DÚVIDAS

Sobre a substantivação

Em aulas de gramática, especialmente de morfologia, costuma-se explicar o processo de substantivação principalmente com o uso de artigos (definidos ou indefinidos). No entanto, considerando que os substantivos podem ser determinados por outras classes de palavras nominais, como pronomes, adjetivos e numerais, seria correto dizer que esse processo também pode ocorrer por meio deles?

Por exemplo, em uma frase como «Naquele momento, Maria lançou estonteante olhar ao seu amado, o qual, também a fitava apaixonado», o substantivo olhar é determinado pelo adjetivo estonteante

Isso leva a uma nova questão: estaria esse adjetivo funcionando como um simples determinante do substantivo ou como uma espécie de determinante substantivador? Ou, neste caso, ambas as classificações se aplicariam igualmente?

Em síntese, ainda que essa questão mostre-se elementar, ela tem me inquietado.

Desde já, agradeço qualquer esclarecimento.

Resposta

A substantivação insere-se num processo de formação de palavras designado como derivação imprópria, ou, mais recentemente, conversão.

Todas as gramáticas e dicionários consultados, quando inserem exemplos, recorrem, efetivamente, aos artigos, quer definidos, quer indefinidos. Além disso, seja qual for a classe a que pertence a palavra sujeita a um processo de conversão, ela suporta a anteposição de um artigo.

Poderemos, pois, dizer que a anteposição de um artigo, definido ou indefinido, permite identificar todos os processos de conversão em que a classe final, ou de chegada, seja o substantivo, ou nome. Seguem-se exemplos retirados de um artigo de Daniela Otsuka.

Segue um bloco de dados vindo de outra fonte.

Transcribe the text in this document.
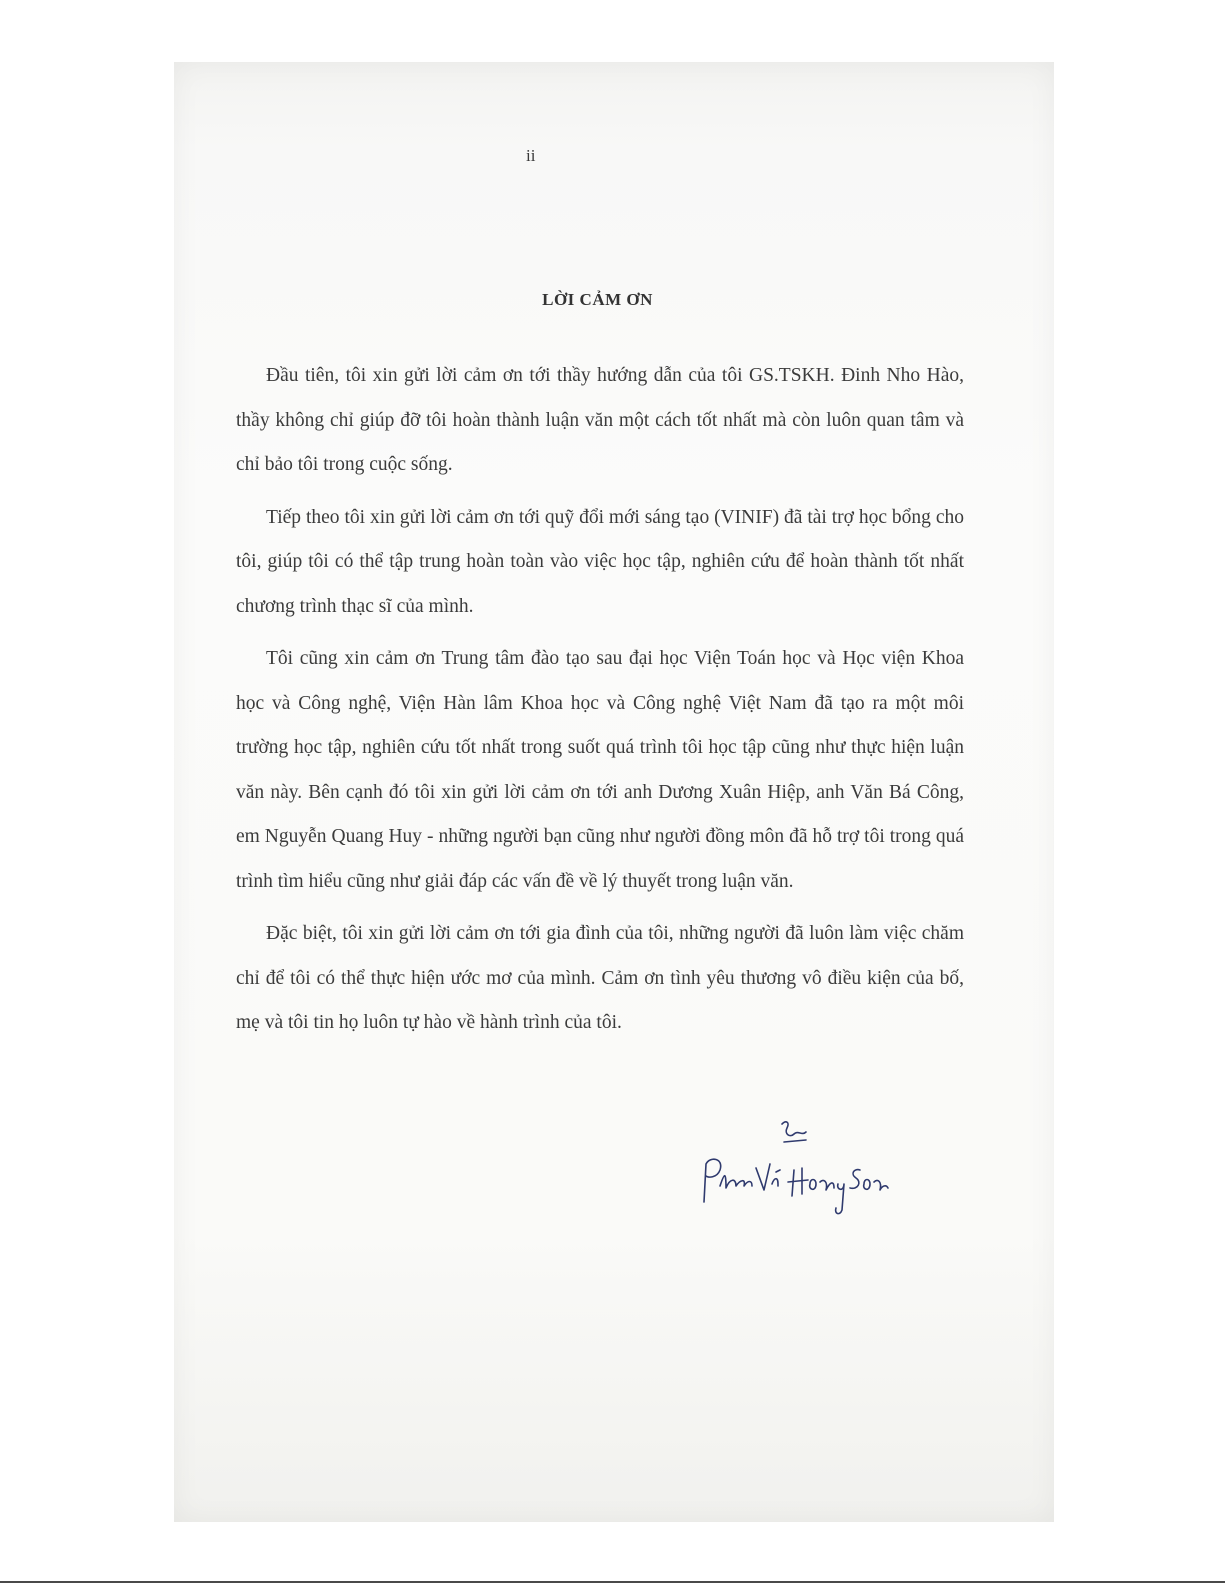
ii
LỜI CẢM ƠN

Đầu tiên, tôi xin gửi lời cảm ơn tới thầy hướng dẫn của tôi GS.TSKH. Đinh Nho Hào, thầy không chỉ giúp đỡ tôi hoàn thành luận văn một cách tốt nhất mà còn luôn quan tâm và chỉ bảo tôi trong cuộc sống.

Tiếp theo tôi xin gửi lời cảm ơn tới quỹ đổi mới sáng tạo (VINIF) đã tài trợ học bổng cho tôi, giúp tôi có thể tập trung hoàn toàn vào việc học tập, nghiên cứu để hoàn thành tốt nhất chương trình thạc sĩ của mình.

Tôi cũng xin cảm ơn Trung tâm đào tạo sau đại học Viện Toán học và Học viện Khoa học và Công nghệ, Viện Hàn lâm Khoa học và Công nghệ Việt Nam đã tạo ra một môi trường học tập, nghiên cứu tốt nhất trong suốt quá trình tôi học tập cũng như thực hiện luận văn này. Bên cạnh đó tôi xin gửi lời cảm ơn tới anh Dương Xuân Hiệp, anh Văn Bá Công, em Nguyễn Quang Huy - những người bạn cũng như người đồng môn đã hỗ trợ tôi trong quá trình tìm hiểu cũng như giải đáp các vấn đề về lý thuyết trong luận văn.

Đặc biệt, tôi xin gửi lời cảm ơn tới gia đình của tôi, những người đã luôn làm việc chăm chỉ để tôi có thể thực hiện ước mơ của mình. Cảm ơn tình yêu thương vô điều kiện của bố, mẹ và tôi tin họ luôn tự hào về hành trình của tôi.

O sublinhado é nosso.

(1)    O andar de Regina era triste.
(2)    O não sem explicação se torna pesado.
(3)    Daniel exclamou um oh muito triste.

Por outro lado, Vânia Duarte afirma «- Não devemos confundir substantivos acompanhados de artigos com palavras substantivadas, uma vez que nesse último caso o artigo tem a função de modificá-las, e não de acompanhá-las, determinando-as.»

Ao analisar a frase que submete a apreciação,

(1)    «Naquele momento, Maria lançou estonteante olhar ao seu amado, o qual, também a fitava apaixonado»

importa ter em conta que, sendo falantes da variante europeia do português, podemos incorrer em alguma falha. Isto, porque, à primeira vista, diríamos que a frase carece de um artigo indefinido:

(1.1)    Naquele momento, Maria lançou um estonteante olhar ao seu amado, o qual, também a fitava apaixonado.

Se esse artigo fizer mesmo falta, como nos parece, então o processo de substantivação corresponde ao que os gramáticos descrevem e um será, seguindo Vânia Duarte, citada acima, não um determinante, mas um modificador.

Por outro lado, recorrendo à descrição em dicionários, por exemplo no Priberam, podemos encontrar para determinante:

«Determinante: 1. Que determina. 2. [Gramática] Palavra que geralmente precede um nome, constituindo com ele um sintagma nominal e o actualiza no enunciado (…).

Se, em vez de determinante procurarmos determinativo veremos:

«Determinativo: 1. Que determina. 2. [Gramática] Que restringe a significação de um nome a determinada relação de posse, lugar, etc. (Diz-se em oposição a qualificativo.)»

Determinativo tem, no Dicionário Houaiss, descrição semelhante:

«Adjt. que ou o que determina (algo)1- GRAM Ling que ou o que restringe, torna mais preciso, o alcance do significado do substantivo […]. Adjt GRAM TRAD obsol. 2 que está junto de um substantivo, determinando-o […] (adjetivo d.), p. opos. a qualificativo.»

Parece-nos, assim, relevante que os estudos se centrem nos artigos, pois eles permitem identificar todos os casos de substantivação, seja qual for a classe original e central da palavra substantivada.